Already this year, bankers have faced changes to regulations impacting mortgage lending, credit card disclosures and check processing. Here's what else is on the regulatory agenda for 2010.
In June, a new rule takes effect requiring banks to have policies and procedures in place to block transactions prohibited under the Unlawful Internet Gambling Enforcement Act. Among other things, the rule requires banks to obtain certifications from commercial depositors testifying to compliance with the law.
By July, banks must have policies and procedures in place to improve the accuracy of information reported to credit rating agencies. They must also have a process in place that allow for investigation of errors when consumers raise complaints about their credit reports.
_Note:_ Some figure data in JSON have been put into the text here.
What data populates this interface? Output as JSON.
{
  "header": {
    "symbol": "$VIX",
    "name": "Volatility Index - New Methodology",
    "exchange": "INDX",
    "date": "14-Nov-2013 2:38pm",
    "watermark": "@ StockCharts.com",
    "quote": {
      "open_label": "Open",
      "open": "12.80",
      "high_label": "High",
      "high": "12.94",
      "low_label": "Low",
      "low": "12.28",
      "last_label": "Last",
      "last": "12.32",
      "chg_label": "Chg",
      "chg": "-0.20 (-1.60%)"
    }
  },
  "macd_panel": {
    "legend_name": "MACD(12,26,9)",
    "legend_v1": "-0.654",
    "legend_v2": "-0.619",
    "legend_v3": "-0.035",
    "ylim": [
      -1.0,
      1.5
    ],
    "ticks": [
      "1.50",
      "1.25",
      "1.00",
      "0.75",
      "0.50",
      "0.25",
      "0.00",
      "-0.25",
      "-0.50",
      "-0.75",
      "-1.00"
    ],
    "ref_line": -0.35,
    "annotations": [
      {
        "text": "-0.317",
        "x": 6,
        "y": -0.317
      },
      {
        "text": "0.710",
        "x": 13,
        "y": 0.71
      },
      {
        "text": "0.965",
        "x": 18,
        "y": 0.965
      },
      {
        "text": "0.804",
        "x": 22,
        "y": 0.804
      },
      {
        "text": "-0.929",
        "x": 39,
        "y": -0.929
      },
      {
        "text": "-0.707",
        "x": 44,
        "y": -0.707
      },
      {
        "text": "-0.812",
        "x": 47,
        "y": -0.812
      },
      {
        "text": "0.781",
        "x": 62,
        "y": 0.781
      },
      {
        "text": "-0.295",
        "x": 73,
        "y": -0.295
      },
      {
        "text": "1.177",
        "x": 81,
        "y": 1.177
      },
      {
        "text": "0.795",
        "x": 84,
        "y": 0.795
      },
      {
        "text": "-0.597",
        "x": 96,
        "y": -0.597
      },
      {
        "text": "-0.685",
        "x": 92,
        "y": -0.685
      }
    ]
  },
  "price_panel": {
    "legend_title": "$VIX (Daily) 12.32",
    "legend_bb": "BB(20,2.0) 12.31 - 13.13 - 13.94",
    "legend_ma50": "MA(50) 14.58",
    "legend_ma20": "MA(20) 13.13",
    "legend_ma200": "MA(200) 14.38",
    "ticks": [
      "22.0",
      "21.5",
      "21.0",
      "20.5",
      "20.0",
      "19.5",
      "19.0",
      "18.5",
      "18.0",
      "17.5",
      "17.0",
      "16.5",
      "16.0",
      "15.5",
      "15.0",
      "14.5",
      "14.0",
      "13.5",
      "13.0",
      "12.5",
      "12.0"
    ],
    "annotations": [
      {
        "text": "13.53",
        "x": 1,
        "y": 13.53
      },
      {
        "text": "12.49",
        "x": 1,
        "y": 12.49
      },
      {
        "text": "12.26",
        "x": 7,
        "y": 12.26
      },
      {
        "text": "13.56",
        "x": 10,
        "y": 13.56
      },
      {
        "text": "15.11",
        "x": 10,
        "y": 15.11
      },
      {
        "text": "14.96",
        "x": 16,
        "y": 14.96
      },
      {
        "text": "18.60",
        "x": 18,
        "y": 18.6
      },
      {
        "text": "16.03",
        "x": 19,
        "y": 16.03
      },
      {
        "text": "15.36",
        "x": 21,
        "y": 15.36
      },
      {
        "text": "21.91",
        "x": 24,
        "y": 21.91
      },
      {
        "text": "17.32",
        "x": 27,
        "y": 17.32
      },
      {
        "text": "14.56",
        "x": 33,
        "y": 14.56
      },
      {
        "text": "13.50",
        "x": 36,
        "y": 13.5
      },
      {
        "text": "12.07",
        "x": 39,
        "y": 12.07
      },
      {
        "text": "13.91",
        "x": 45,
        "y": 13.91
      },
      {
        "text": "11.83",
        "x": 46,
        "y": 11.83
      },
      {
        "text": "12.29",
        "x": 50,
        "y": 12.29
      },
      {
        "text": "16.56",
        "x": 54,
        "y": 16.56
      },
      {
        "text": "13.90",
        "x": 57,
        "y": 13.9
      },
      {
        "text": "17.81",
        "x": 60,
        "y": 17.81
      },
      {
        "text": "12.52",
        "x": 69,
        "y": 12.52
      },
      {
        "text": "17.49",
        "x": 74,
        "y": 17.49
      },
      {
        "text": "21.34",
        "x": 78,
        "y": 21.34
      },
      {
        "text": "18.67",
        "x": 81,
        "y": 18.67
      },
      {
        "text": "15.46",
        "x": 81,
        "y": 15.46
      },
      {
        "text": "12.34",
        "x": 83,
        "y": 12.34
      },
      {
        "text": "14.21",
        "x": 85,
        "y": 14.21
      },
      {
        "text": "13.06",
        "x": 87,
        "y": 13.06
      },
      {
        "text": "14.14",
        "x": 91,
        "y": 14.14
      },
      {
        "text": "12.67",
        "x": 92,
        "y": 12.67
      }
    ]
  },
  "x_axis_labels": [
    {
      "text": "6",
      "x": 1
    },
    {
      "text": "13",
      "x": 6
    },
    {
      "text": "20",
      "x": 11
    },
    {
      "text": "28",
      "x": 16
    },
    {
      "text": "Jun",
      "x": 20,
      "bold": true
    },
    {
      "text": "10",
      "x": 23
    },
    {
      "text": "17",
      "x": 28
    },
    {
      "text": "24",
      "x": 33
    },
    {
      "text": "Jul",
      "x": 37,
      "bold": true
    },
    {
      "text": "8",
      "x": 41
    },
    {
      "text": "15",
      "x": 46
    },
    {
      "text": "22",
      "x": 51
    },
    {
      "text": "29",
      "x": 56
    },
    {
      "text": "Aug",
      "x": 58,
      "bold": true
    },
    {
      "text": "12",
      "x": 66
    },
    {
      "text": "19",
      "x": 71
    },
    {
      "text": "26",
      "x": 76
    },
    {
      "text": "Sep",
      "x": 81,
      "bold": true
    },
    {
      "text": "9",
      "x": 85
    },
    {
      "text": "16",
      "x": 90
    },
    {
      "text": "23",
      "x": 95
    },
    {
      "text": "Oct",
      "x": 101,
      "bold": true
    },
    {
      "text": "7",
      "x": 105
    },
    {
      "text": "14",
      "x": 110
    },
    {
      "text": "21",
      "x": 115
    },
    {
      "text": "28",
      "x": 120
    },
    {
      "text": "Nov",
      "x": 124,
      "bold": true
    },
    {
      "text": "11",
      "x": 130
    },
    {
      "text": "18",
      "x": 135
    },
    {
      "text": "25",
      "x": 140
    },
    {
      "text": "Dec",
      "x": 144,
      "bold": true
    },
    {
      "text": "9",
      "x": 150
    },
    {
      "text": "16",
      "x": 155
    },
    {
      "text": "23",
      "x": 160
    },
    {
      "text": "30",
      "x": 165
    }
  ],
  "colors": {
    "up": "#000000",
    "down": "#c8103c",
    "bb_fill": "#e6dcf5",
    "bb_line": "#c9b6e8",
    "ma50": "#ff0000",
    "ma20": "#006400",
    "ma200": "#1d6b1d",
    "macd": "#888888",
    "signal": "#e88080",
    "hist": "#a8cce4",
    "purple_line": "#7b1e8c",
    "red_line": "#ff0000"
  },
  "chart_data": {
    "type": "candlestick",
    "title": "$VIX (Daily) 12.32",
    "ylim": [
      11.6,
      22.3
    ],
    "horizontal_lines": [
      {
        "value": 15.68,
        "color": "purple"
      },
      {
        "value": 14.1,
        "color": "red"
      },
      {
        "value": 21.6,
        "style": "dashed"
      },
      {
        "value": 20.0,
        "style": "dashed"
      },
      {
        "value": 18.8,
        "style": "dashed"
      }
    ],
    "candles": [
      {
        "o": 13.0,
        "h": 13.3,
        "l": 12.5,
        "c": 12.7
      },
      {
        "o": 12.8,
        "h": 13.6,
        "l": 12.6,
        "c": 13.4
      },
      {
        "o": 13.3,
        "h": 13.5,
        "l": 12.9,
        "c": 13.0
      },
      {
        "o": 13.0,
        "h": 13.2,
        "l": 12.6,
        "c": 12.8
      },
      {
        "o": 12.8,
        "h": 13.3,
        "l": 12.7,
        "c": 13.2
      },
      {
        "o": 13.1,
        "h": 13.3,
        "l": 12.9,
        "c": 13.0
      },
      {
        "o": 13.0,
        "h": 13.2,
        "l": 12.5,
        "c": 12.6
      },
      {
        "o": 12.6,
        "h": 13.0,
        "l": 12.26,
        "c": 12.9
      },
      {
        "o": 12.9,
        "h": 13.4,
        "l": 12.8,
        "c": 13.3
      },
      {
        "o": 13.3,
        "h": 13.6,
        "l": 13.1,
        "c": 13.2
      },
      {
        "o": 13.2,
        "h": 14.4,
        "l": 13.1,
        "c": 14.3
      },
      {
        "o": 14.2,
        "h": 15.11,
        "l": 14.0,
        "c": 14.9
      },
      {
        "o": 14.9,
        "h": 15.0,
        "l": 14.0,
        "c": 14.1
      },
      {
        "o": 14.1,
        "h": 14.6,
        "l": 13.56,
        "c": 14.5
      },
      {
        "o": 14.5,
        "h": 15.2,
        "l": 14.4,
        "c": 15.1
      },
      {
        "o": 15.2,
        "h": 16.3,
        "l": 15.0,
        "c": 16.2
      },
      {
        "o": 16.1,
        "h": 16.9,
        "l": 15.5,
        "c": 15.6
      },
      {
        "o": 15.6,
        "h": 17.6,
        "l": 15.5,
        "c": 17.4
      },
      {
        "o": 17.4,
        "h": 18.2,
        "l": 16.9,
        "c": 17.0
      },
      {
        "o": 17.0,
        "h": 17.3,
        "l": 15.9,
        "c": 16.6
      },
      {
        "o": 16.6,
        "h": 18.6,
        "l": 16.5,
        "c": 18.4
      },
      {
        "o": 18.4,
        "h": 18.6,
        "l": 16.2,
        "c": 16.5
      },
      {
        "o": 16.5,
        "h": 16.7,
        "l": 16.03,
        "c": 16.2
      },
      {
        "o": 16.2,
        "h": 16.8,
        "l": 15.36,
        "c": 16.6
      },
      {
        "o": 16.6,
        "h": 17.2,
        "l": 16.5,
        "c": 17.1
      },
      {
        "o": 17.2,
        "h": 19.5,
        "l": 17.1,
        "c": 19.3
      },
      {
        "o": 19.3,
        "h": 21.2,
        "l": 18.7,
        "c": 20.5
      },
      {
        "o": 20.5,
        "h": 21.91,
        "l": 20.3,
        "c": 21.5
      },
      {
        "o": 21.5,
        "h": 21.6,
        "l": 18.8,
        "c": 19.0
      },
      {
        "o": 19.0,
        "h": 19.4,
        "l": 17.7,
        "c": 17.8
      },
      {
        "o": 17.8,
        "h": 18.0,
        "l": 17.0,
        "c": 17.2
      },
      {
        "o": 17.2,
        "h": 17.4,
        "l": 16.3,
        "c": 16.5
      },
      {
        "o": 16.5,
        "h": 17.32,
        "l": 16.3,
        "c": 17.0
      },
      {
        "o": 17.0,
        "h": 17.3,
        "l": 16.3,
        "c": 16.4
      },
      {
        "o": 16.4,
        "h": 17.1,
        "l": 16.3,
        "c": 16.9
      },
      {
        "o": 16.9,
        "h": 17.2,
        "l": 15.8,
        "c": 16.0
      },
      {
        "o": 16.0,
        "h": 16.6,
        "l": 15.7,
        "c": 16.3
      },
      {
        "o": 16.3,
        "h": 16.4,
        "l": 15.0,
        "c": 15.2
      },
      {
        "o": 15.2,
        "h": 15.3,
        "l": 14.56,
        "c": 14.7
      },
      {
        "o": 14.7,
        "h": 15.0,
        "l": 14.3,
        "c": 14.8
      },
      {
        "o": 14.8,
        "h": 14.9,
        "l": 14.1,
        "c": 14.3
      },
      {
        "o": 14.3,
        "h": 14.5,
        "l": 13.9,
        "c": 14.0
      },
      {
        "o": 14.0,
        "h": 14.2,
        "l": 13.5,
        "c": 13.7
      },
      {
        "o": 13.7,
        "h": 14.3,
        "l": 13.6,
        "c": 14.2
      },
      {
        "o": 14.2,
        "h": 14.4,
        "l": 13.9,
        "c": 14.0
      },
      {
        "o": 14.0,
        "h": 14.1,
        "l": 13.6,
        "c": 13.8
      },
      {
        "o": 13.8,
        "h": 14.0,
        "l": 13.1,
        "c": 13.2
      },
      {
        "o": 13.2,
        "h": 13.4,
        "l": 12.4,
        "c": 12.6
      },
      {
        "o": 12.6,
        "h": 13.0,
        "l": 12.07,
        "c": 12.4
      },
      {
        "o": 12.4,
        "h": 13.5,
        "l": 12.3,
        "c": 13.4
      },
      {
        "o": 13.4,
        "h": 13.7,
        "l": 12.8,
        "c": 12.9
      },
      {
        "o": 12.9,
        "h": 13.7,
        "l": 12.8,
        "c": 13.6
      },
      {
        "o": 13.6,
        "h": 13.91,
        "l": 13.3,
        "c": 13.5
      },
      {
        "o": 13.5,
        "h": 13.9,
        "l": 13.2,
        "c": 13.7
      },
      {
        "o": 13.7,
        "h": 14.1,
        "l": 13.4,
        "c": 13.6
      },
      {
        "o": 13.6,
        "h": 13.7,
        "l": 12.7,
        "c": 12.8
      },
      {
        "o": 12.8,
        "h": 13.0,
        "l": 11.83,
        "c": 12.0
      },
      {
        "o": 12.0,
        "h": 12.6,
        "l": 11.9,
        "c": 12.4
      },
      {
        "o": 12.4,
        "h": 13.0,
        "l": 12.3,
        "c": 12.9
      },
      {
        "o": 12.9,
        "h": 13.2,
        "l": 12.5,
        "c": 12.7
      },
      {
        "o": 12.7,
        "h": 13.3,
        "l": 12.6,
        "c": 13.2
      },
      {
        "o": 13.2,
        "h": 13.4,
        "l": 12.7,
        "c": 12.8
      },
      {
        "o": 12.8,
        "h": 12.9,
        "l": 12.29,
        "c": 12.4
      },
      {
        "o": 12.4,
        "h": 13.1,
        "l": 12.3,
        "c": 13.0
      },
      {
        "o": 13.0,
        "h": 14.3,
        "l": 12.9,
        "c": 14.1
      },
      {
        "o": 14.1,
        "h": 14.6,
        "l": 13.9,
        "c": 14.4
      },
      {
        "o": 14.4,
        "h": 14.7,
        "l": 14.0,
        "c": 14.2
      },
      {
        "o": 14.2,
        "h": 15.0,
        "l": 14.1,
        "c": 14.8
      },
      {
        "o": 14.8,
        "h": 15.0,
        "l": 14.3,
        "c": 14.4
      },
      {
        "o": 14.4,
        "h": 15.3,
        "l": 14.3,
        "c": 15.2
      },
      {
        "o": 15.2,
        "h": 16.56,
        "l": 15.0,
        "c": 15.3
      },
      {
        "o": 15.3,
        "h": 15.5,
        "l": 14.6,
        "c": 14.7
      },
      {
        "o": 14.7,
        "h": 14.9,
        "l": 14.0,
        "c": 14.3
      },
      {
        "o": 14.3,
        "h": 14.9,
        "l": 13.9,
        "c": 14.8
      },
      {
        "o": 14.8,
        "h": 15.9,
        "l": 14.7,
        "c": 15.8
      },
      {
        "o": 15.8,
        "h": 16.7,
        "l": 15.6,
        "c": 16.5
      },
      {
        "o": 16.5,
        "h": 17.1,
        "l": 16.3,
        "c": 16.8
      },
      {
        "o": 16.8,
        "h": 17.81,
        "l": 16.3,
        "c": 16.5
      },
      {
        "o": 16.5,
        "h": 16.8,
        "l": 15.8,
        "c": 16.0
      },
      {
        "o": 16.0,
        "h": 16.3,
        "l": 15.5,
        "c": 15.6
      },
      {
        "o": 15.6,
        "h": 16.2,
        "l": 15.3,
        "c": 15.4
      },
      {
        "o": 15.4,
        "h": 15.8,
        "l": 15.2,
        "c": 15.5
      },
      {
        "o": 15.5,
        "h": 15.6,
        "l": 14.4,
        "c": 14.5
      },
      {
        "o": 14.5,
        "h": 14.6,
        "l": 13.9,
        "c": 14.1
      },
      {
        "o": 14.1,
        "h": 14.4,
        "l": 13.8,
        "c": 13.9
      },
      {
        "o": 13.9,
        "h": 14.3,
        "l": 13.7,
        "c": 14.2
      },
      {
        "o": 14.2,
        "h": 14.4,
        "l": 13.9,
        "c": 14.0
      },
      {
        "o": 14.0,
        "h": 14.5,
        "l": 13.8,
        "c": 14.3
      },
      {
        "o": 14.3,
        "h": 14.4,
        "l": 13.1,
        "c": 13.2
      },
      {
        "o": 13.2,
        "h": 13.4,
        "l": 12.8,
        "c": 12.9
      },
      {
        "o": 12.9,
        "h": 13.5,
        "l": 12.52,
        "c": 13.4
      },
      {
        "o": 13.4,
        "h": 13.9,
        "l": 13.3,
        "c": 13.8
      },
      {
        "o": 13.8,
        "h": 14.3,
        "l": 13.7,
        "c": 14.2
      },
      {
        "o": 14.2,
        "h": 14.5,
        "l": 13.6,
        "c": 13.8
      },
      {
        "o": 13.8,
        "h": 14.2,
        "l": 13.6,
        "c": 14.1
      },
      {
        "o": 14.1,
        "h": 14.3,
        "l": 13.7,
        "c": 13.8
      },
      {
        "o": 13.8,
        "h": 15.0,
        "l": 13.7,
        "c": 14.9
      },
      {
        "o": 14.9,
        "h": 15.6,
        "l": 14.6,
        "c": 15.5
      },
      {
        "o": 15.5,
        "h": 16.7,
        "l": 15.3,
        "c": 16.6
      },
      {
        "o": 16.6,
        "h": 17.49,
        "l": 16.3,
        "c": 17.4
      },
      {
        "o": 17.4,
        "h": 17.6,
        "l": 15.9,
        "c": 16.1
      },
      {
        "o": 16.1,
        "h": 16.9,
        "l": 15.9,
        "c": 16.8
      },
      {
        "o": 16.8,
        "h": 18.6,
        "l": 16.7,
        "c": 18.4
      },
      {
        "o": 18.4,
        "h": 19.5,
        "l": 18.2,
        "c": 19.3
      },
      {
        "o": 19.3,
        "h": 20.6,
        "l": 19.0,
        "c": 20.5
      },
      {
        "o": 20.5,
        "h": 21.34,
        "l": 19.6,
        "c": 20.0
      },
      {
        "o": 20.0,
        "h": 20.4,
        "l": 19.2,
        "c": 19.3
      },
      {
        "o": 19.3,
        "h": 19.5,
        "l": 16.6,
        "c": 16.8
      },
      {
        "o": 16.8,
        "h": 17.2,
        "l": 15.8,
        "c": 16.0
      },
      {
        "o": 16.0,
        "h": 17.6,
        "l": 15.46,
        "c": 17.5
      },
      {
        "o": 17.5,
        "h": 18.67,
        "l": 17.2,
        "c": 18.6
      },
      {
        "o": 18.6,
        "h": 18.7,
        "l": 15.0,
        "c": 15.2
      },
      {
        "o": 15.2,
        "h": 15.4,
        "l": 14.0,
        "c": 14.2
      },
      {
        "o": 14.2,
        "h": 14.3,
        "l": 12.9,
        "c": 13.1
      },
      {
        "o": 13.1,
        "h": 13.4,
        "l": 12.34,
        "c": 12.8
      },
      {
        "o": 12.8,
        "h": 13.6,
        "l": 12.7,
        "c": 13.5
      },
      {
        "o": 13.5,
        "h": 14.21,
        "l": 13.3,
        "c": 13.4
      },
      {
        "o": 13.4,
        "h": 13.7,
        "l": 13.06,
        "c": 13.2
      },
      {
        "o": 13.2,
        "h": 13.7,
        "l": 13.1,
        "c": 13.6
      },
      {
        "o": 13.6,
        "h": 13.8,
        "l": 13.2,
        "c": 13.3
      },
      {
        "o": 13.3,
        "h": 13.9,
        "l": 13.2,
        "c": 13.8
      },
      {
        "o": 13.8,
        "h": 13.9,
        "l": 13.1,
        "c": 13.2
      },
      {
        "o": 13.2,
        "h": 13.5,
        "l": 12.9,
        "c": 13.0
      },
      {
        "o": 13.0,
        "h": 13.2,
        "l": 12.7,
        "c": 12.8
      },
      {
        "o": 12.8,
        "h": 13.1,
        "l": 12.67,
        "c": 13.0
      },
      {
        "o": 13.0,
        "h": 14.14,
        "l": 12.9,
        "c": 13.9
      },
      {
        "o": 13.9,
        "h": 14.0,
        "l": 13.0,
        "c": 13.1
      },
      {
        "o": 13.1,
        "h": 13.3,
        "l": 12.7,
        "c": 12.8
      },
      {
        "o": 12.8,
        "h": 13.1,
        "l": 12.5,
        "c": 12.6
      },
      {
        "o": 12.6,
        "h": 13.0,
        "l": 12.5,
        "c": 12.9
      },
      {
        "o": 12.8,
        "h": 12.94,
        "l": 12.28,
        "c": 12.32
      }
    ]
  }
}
Also in July, banks will be required to abide by new rules covering overdraft fees. Banks will need to obtain opt-in confirmations from customers agreeing to pay a fee to overdraw their account. The new rulesalso require banks to allow customers to opt out of participation in the program at any time.
Though the final implementation date is not clear, the comment period has ended for new regulations proposed by the Department of Housing and Urban Development for registration and licensing of mortgage loan originators.
The Federal Reserve Board is altering its Regulation Z, which implements the Truth-in-Lending Act, to require changes in the disclosures customers receive in credit card solicitations and in documents delivered on the opening of an account.
Changes are also in the cards for the Fed's Regulation AA, the central bank's rule regulating Unfair or Deceptive Acts or Practices. The pending changes would, among other things, restrict banks' ability to change the interest rate on credit card balances and change the way payments are applied to existing balances.
New Privacy Forms
As of yearend, banks will be required to adopt the new model privacy form created by regulators under the Financial Services Regulatory Relief Act of 2006, providing customers with a simplified chart outlining privacy practices and procedures.